The parliamentary committee on personnel, public grievance, law and justice gave its views in a report published six months after the Central Information Commission (CIC) passed an order asking that political parties be brought under the RTI Act.
The committee said that declaring political parties public authorities under the RTI Act would hamper their smooth internal functioning. And there was a possibility that rival political parties may misuse the RTI Act, which would again affect their functioning, it added.
“The Right to Information (Amendment) Bill, 2013 seeks to amend the Right to Information Act, 2005 in order to nullify order of full Bench of Central Information Commission bringing six national political parties, INC (Indian National Congress), BJP (Bharatiya Janata Party), CPI-M (Communist Party of India Marxist), CPI (Communist Party of India), NCP (National Congress Party) and BSP (Bahujan Samaj Party) under the ambit of RTI Act by making liberal interpretation of the term public authority mentioned under the RTI Act,” said the report.
Backing up its stand, the report said the Attorney General of India had told the committee that political parties were foundations of democracy that needed to be protected from malicious and motivated application of the RTI.
The CIC had passed an order in June saying political parties are public authorities who should be answerable to citizens under the RTI Act. The order was interpreted as an attempt to bring political parties, especially the six national parties, under greater public scrutiny.
Political parties, under the orders of the CIC, would have to disclose their sources of funding as well as details of expenditure.

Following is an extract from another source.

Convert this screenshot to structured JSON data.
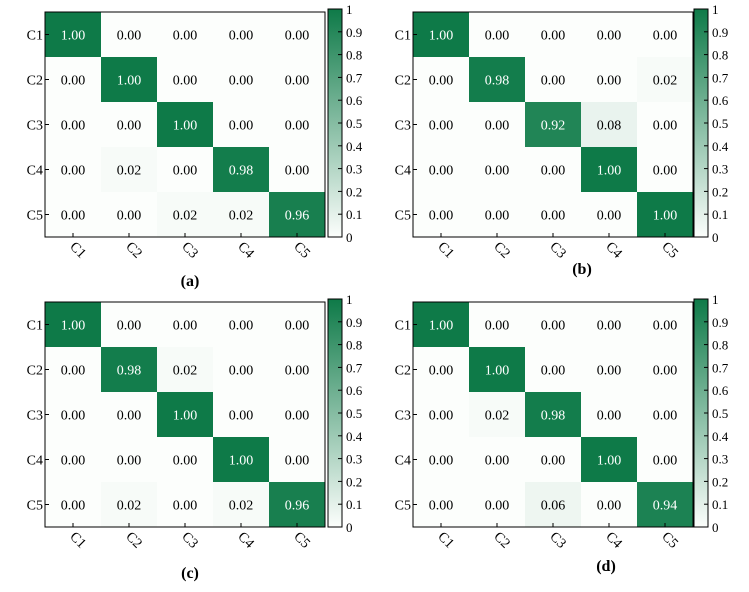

The CIC, a quasi-judicial body with the powers of a civil court, based its ruling on parties receiving substantial indirect funding from the Union government and having the character of public authorities under the RTI Act as they performed public functions.
But the standing committee report argued that political parties are registered and recognized under the Representation of People Act, 1951 and covered by provisions of the Representation of People Act, 1951 as well as the Income Tax Act of 1961, which deal with transparency in the financial aspects of political parties and its members.
“Political parties are not public authorities since they are neither established nor constituted by or under the Constitution or any other law made by Parliament,” the report said. All six national political parties, except the Communist Party of India (CPI), which were respondents to the CIC order, asserted that political parties are not public authorities with regard to the RTI Act.
Political experts following the development point out that since public money is spent on political parties, they should be come under the RTI Act.
“Political parties represent lawmakers. Even though they are not made under a law, they constitute lawmakers who are integral to the process of making law. So, they should come under the RTI Act. Since public money is spent on political parties, citizens have the right to get a view on the functioning of these political parties,” said Jai Mrug, a Mumbai-based political analyst.
Among the political parties that did not support the view of the committee and instead submitted a dissenting note were the CPI and Biju Janata Dal, who believe political parties are public authorities that should be brought under the RTI Act.